One aspect which surprised us during Sabine McNeill’s trial in November–December 2018 was the relative scarcity of Hampstead SRA hoax promoters who turned out to support the defendant.
In the lead-up to the trial, Wesley Hall (from a safe distance in Spain) urged people to attend via his “Free Sabine” Facebook page, which attracted a respectable number of “likes”:
And yet, during the four-week trial the public gallery was never filled to capacity. By the final day of the trial, Sabine sat alone in the dock while the jury’s foreperson read out the verdicts. Not a single supporter was present—not even Belinda’s loyal sidekick Mary Rooney, who’d managed to attend nearly every day.
Compare this to Neelu and Sabine’s witness intimidation trial in July 2016, when seats in the public gallery had to be apportioned to supporters on each side of the Hoaxtead fence, and the crowds grew, rather than shrank, over the course of the trial.
By that trial’s grand finale, which involved (among many other signs and wonders) a grown-ass solicitor screaming, “They’re killing babies in Hampstead!” and telling the judge, “No, you shut up!” before storming out of the court, seats in the public gallery were hard to come by, and people had to take it in turns to come in and watch the show. Er, proceedings.

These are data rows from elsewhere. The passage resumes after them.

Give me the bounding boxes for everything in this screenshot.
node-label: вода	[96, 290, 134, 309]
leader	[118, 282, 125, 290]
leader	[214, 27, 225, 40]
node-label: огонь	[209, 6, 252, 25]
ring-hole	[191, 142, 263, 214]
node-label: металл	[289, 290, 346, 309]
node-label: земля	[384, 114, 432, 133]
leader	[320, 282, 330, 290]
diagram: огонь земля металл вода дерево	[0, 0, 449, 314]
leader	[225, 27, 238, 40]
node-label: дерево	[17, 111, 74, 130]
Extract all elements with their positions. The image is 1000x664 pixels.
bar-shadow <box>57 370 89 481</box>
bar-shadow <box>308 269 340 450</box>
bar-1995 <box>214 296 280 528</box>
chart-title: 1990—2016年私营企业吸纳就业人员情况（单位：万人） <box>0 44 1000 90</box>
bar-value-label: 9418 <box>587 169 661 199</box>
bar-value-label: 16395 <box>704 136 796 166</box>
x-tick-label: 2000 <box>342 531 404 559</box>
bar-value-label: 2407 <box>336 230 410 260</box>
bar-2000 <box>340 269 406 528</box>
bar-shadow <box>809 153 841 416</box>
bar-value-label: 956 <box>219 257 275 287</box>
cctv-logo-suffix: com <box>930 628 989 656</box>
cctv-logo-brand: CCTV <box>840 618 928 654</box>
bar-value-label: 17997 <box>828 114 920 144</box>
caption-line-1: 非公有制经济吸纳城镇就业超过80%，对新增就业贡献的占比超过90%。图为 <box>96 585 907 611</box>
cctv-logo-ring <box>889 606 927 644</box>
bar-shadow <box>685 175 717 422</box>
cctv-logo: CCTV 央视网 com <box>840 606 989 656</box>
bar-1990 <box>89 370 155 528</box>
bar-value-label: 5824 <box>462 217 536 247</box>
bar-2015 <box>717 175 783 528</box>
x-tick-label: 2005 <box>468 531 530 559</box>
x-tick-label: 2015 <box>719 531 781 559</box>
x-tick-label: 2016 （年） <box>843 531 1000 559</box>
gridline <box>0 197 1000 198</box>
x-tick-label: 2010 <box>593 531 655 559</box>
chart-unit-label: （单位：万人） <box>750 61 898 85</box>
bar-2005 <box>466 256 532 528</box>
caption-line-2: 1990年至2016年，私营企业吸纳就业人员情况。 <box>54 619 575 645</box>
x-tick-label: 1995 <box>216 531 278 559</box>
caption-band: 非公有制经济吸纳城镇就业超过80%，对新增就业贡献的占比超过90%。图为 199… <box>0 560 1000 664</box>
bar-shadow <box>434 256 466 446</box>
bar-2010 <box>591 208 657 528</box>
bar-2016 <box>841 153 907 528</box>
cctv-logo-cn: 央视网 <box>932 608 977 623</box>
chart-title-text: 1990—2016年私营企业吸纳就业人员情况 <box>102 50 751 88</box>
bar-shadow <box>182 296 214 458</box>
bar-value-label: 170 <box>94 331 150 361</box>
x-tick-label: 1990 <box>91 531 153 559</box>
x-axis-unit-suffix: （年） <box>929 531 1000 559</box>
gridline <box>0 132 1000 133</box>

So if trial attendance is anything to go by, we think it’s fair to say that Hoaxteadian foot soldiers are thin on the ground these days.
As for the leadership…let’s put it this way: you know your hoax is in dire straits when the last “leader” left standing is Angela Power-Disney.
Yes, it seems that after four years of attempting to claw her way to the top of the Hoaxtead dung heap (dung being quite slippery when fresh), Angela has finally attained her highest calling in life: she’s in charge of the Sooper Seekrit Facebook Groop™, where she now has the authoritah to bark out orders to such hoaxer luminaries as Paul Rogers/Eddie Isok and his bumbling team of certified eejits, “J3zus”, using the Facebook page of his girlfriend Nattalie Stubbs Bradshaw.
There’s Cat Snot, of course, though lately she seems to be consumed with wreaking vengeance on her former besties at the Fresh Start Foundation. However, her capacity for venom and spite should not be misunderestimated (pace George Dubya), and it may well be that we’ll be treated to another fine Hoaxteader pagga when she and Angela have their inevitable falling out.
We mustn’t forget Andy Devine and his various attendants and appendages, though as a group they seem easily distracted by things such as King John Wanoa and his free energy grift—explained here by HR regular commenter Smut Clyde—not to mention the alleged goings-on at 788–790 Finchley Road, whatever they may be.
(No one has been able to explain the Finchley Road thing to us in any way that even remotely makes sense, other than to accuse EC of being somehow involved, because why the hell not? If anyone can come up with a coherent explanation, or even an entertaining one, we’d be happy to hear it.)
But the bottom line is that whereas the Hampstead SRA hoax was a rudderless ship last year, with Sabine on remand in prison and Belinda McKenzie whistling under her breath while remaining studiously low-key about all that Satanic child abuse nastiness, it has now become a rudderless ship caught up in a roiling vortex of incompetence and tomfoolery, headed (sort of) by a woman driven by (in her own words) her quest for “supply” which drives her to create unceasing dramaz in order to “feel alive”.
What does this mean for us? Good question. It’s entirely possible that we may be moving into this hoax’s end game, though we probably shouldn’t say that too loudly, lest we tempt fate.